I didn’t stop, but I turned and drove West, away from the scene. I kept an eye in the rear view mirror, beating myself up mentally every inch of the way for not stopping. Once again, I had my son in the vehicle and it would have been difficult to either jump out and leave him, or take him with me. I should have stopped and figured it out then.

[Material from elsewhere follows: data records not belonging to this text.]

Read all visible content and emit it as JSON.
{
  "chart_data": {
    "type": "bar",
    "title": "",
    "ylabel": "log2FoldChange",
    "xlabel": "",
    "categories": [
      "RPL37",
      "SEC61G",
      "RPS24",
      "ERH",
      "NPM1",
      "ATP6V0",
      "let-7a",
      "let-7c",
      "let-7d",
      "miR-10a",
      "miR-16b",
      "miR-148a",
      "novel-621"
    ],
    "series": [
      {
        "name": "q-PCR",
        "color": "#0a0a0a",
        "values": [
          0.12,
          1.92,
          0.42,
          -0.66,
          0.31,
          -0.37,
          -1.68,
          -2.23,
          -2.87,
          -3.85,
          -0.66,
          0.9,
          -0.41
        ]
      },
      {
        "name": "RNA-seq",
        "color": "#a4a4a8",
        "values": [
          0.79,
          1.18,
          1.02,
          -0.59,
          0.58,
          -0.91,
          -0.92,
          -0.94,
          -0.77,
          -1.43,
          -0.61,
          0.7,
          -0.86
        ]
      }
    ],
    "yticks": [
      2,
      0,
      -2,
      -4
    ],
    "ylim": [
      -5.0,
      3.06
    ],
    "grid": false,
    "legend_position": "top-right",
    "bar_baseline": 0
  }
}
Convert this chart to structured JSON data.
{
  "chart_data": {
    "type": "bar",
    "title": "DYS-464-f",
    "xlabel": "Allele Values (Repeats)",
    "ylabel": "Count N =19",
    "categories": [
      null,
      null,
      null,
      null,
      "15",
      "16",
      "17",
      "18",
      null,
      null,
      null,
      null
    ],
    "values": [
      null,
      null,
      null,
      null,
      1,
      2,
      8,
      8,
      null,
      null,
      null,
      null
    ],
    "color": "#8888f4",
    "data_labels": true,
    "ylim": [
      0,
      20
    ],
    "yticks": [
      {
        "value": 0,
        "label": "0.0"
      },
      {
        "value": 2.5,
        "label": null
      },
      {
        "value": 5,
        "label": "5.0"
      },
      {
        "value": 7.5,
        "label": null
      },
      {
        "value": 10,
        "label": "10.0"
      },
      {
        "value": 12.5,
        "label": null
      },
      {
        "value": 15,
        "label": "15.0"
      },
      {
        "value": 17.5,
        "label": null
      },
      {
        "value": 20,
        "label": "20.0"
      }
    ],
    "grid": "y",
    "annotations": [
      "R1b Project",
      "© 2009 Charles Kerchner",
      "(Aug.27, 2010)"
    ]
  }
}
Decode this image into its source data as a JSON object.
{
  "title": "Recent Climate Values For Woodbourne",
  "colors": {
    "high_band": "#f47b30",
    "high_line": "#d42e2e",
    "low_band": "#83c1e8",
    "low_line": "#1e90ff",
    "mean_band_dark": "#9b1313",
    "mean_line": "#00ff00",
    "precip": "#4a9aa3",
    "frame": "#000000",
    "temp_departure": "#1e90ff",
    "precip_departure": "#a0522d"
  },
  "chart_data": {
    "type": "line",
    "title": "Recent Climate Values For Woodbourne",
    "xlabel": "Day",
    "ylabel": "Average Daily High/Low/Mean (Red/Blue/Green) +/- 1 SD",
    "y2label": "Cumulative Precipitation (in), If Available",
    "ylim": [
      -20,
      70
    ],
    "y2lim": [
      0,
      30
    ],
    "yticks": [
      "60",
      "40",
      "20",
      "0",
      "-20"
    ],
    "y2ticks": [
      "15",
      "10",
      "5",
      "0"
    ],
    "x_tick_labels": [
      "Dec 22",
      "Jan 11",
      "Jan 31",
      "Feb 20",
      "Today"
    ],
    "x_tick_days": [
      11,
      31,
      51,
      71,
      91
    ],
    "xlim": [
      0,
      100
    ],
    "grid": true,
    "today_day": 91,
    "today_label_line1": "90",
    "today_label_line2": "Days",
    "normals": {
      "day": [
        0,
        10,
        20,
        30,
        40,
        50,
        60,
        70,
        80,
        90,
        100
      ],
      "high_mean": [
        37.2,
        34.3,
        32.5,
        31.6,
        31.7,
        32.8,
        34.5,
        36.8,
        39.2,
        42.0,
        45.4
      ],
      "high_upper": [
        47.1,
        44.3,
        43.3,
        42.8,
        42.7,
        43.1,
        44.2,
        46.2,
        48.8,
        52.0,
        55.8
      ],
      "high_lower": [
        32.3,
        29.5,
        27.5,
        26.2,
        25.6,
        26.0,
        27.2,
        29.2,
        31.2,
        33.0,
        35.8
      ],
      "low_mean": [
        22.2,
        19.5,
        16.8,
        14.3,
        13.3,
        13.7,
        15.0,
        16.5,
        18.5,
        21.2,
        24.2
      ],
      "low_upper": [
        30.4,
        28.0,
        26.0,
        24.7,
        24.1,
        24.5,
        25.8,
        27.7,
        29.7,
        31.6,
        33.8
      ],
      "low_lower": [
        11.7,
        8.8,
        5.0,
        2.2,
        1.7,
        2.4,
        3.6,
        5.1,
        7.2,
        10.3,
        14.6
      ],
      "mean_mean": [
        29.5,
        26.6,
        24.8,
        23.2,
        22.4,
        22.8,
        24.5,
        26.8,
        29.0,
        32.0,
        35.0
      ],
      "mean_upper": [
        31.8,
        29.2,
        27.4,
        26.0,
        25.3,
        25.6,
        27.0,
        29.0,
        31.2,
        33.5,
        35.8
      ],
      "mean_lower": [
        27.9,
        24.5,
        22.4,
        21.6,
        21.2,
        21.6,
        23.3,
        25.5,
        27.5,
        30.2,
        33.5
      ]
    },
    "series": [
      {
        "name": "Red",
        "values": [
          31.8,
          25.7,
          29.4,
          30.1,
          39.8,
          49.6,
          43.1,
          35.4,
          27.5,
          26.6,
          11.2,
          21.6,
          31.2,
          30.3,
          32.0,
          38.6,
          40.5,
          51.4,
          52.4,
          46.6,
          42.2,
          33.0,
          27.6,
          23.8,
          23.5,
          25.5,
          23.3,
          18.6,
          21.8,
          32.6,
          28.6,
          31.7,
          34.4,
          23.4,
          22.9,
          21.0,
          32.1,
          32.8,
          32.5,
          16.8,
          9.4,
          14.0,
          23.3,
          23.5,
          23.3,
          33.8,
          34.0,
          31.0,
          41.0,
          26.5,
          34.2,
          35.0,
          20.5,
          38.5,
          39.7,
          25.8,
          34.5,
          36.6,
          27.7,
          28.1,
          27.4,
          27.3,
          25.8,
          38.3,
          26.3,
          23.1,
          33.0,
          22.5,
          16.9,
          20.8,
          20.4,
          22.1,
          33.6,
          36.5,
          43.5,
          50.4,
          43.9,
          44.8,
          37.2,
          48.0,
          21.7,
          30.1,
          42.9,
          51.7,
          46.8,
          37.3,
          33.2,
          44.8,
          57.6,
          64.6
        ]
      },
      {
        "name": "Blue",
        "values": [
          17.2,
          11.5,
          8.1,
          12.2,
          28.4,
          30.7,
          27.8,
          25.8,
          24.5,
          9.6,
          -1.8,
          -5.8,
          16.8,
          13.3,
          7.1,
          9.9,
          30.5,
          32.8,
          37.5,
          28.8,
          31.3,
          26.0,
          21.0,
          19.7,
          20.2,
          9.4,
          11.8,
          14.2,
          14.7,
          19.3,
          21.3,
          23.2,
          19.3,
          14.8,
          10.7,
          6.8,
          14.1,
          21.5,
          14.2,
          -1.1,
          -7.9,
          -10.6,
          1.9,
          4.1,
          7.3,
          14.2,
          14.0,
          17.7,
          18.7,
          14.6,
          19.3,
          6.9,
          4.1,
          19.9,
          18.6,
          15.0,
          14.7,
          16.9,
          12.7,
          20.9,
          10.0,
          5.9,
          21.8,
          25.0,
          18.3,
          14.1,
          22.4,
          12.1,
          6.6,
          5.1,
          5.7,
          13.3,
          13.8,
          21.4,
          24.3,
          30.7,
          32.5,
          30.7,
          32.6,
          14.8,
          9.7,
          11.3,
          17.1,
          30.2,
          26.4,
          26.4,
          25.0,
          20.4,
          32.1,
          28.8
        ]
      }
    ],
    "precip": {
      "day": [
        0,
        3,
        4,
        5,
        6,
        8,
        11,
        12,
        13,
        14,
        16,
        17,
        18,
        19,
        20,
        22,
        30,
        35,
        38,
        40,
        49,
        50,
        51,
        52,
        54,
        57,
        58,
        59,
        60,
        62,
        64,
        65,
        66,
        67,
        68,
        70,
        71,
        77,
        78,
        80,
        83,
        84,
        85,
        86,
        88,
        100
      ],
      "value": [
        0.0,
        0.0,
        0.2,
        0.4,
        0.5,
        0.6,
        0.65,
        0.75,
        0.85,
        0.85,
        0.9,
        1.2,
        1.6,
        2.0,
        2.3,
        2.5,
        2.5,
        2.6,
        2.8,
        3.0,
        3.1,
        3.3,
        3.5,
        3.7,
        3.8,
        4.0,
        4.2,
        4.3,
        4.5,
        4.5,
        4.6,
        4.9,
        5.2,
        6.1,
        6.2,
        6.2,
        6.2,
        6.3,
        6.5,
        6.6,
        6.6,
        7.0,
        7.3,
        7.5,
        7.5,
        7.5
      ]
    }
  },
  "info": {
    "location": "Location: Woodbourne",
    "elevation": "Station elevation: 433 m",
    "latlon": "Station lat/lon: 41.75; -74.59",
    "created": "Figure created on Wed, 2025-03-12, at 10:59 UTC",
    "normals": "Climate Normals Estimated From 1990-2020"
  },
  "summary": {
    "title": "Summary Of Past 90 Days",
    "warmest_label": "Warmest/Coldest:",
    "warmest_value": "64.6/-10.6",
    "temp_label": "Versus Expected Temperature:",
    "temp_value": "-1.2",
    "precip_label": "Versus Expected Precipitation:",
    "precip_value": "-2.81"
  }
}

One more example? Driving again (noticing a trend here?) I was headed home driving up the East Bank, just entering Little Diamond. The cane fields are on fire, a huge billowing fire fanned by a strong breeze from the North-East. Smoke is pouring across the drain and road with the still burning ash glowing like meth addicted fireflies. As vehicles pass through the smoke it swirled around them and followed in the wake. On that extremely busy East Bank road the place felt lonely and foreboding. You could see only the single vehicle closest to you. This was about 4 years ago. Didn’t stop, never got the chance again.
I could go on about this for a while, but I think you get the point. I don’t remember every lost opportunity, but some really hurt. And it’s really my own damned fault.
I’m not suggesting that I would have gotten a great photo, but I’ll never know. Like so many other things, a crappy job of it would have hurt a lot less than the regrets.